If you're allocating with malloc() in the first place and you need a bigger heap space then you need to call realloc() which will return you a new pointer which may not map to the same memory areas as arr therefore you should not use it.
Free malloc'ed/realloc'ed space with free
realloc(void *ptr, size_t new_size) requires the given area of memory that ptr points to to be previously allocated by malloc(), calloc() or realloc() and not yet freed with free(), otherwise, the results are undefined.
Use realloc only with malloc, calloc or another realloc and clean it up with free.
In C++ use always new with delete and new[] with delete[].
i am using void *realloc(void *pointer, size_t size); to increase the size of my pointer. how does realloc work?
does it create a nre address space, and copy the old value to the new address space and returns a pointer this address? or it just allocates more memory and binds it to the old one?
#Iraklis has the right answer: it does the second (if it can get away with it) or the first (but only if it has to).
However, sometimes it can do neither, and will fail. Be careful: If it can't resize your data, it will return NULL, but the memory will NOT be freed. Code like this is wrong:
ptr = realloc(ptr, size);
If realloc returns NULL, the old ptr will never get freed because you've overwritten it with NULL. To do this properly you must do:
void *tmp = realloc(ptr, size);
if(tmp) ptr = tmp;
else /* handle error, often with: */ free(ptr);
On BSD systems, the above is turned into a library function called reallocf, which can be implemented as follows:
void *reallocf(void *p, size_t s)
{
void *tmp = realloc(p, s);
if(tmp) return tmp;
free(p);
return NULL;
}
Allowing you to safely use:
ptr = reallocf(ptr, size);
Note that if realloc has to allocate new space and copy the old data, it will free the old data. Only if it can't resize does it leave your data intact, in the event that a resize failure is a recoverable error.
It depends! If its unable to resize the memory region in place then it allocates a new memeory region, copy the old data and free the old memory.
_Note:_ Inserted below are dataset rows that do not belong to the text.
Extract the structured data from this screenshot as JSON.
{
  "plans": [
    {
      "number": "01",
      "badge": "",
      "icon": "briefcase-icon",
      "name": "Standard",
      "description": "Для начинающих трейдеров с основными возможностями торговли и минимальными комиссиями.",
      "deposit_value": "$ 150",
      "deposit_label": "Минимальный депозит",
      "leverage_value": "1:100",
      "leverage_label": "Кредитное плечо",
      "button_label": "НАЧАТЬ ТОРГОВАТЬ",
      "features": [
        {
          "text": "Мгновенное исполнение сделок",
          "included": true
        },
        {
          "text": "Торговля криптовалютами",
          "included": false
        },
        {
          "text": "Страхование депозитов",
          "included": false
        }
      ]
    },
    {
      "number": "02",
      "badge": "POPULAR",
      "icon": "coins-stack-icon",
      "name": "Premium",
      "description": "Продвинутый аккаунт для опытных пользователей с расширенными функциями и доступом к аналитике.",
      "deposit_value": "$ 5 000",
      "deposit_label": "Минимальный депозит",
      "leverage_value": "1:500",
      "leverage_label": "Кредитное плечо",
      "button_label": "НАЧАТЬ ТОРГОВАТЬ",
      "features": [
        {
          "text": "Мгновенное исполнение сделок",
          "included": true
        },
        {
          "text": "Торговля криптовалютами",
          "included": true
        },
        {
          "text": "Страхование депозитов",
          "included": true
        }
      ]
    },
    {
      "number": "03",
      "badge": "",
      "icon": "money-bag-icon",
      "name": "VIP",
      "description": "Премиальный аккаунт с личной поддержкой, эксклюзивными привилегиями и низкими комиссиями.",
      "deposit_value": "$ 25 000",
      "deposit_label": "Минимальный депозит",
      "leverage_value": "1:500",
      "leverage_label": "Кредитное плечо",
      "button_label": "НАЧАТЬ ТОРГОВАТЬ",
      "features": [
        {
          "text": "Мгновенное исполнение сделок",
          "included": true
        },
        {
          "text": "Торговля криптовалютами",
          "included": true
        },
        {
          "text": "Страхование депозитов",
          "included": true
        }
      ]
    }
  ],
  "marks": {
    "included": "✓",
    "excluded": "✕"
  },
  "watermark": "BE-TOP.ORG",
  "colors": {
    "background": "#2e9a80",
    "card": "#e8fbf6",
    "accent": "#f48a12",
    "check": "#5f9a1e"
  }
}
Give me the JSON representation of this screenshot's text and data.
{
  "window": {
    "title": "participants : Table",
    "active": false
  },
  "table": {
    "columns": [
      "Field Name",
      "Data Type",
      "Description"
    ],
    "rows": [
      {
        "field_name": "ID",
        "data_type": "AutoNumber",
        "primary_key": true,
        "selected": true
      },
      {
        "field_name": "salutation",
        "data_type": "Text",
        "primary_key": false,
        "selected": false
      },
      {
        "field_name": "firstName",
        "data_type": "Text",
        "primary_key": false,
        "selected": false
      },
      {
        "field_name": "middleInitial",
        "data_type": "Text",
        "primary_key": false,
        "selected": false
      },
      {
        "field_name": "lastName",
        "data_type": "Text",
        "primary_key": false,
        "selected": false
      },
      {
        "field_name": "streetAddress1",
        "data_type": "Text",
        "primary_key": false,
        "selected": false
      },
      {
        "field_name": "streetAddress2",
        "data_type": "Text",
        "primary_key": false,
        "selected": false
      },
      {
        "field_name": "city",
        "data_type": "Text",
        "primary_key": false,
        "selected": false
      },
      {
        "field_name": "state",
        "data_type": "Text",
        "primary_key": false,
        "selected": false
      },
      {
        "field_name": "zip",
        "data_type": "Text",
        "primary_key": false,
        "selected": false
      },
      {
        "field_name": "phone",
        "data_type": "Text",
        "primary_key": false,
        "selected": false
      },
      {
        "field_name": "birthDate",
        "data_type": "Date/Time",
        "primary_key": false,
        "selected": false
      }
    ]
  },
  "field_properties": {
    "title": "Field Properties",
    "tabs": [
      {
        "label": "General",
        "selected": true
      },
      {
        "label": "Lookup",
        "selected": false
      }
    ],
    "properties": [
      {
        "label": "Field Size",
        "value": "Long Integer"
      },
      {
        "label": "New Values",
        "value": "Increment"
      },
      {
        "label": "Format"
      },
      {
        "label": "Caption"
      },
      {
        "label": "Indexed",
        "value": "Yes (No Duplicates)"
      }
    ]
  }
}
You're misusing the term "address space". All of the memory of your process exists within a single address space. The memory not used by your program, its global variables, and its stack are known as the "heap". malloc and realloc (and calloc, which is just malloc and clear) allocate memory from the heap. Most implementations of realloc will check if there is enough (size bytes) free space starting at pointer (which must point to a block previously allocated by malloc or realloc -- realloc knows how large that block is) and, if so, just increase the size of the block allocated at the location given by pointer and return, with no copying. If there isn't enough space, it will do the equivalent of newptr = malloc(size); memcpy(newptr, pointer, size_of_old_block); free(pointer); return newptr; ... that is, it will allocate a block big enough to hold size bytes, copy the data at pointer to that block, free the old block, and return the address of the new block.
I think the answer is function is dependent on the requested size and available heap.
From the programmers perspective, I think all we get guaranteed is that pointer is non-null if the new allocation is successful. The pointer may, therefore, remain unchanged even though it now points to a larger block of memory represented by size_t.
Realloc does not change the size of your pointer, the size of pointers is always the same on the same architecture. It changes the size of the allocated memory to which your pointer points. The way it works is described here: http://msdn.microsoft.com/en-us/library/xbebcx7d.aspx. In short, yes, it allocates more memory leaving your content unchanged; if the memory must be moved, it copies the content. OF course, you can specify a shorter size, in which case it trims the allocated memory, again leaving the content untouched.